You are here

Harvard Forest >

Harvard Forest REU Symposium Abstract 2011

  • Title: Capturing, persisting, and querying the provenance of scientific data
  • Author: Sofiya Taskova (Mount Holyoke College)
  • Abstract:

    Scientists use technology ubiquitously to collect and process data. They often use software to handle massive datasets and produce scientific results, and post those results on the web, making them readily available to the public. Flaws and differences in the way data is collected and processed can make the results less useful for interpretation. The ability to trace the provenance, or history, of any given result is essential for ensuring the authenticity and reproducibility of that result, as well as for improving the result by incorporating corrections in its processing.
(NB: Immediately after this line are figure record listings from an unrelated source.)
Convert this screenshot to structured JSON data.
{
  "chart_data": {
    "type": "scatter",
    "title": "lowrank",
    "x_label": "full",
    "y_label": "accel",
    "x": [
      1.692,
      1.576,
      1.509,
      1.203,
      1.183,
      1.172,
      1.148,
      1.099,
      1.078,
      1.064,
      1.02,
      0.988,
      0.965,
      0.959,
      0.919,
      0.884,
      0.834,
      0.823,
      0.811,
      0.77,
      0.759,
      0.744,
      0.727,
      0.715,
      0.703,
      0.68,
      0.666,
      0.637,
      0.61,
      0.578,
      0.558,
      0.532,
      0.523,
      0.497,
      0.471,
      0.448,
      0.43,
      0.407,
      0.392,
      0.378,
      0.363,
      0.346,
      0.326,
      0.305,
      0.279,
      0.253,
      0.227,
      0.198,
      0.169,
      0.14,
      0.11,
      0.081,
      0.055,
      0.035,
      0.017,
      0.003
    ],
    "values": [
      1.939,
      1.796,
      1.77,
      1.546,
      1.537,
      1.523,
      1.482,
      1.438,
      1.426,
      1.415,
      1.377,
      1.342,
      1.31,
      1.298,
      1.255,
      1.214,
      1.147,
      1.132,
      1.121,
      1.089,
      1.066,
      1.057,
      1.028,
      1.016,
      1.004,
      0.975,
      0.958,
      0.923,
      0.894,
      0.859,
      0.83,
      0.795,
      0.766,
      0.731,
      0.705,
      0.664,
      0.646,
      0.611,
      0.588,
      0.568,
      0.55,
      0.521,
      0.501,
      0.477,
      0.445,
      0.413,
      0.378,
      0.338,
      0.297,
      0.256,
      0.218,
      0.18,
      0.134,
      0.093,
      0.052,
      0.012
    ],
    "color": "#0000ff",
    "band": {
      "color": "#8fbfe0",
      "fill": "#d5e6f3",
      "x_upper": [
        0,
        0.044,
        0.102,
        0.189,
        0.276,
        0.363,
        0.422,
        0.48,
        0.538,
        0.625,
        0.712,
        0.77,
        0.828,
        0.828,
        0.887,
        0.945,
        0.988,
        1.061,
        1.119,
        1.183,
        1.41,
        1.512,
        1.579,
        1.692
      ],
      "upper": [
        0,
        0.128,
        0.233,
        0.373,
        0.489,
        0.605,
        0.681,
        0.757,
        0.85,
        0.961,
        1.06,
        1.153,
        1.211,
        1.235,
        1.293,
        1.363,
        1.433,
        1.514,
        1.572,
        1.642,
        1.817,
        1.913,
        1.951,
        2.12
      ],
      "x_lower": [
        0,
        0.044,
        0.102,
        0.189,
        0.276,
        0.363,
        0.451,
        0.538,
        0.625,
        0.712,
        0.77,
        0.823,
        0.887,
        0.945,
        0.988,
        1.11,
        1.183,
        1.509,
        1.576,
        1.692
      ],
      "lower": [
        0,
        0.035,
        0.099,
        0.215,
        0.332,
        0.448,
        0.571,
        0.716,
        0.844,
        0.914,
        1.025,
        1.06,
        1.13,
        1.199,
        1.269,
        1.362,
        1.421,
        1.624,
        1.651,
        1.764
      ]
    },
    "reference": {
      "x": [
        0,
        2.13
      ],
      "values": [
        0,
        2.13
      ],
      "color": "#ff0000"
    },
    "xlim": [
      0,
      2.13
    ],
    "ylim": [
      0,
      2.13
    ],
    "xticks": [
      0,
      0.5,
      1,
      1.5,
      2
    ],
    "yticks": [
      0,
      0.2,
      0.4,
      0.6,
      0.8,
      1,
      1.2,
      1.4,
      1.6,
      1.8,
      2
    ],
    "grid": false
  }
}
Data provenance is defined as the information describing all entities - procedures and data - that were involved in producing a result. We aim to create a software tool that provides provenance for scientific data analyses. It is essential that the user is able to derive meaningful answers to interesting provenance questions with our software. We used a process definition written in the graphical programming language Little-JIL to generate a graph (Data Derivation Graph or DDG) documenting the provenance of the data for each process execution. We stored the DDG into an RDF (Resource Description Framework) database and made it available for querying. We are exploring whether our software collects and stores an adequate amount of provenance to verify results and serve a foundation for reenacting processes. We are also looking to find whether our software supports useful queries and can display the results so that they are easily navigated.

  • Research Category: Ecological Informatics and Modelling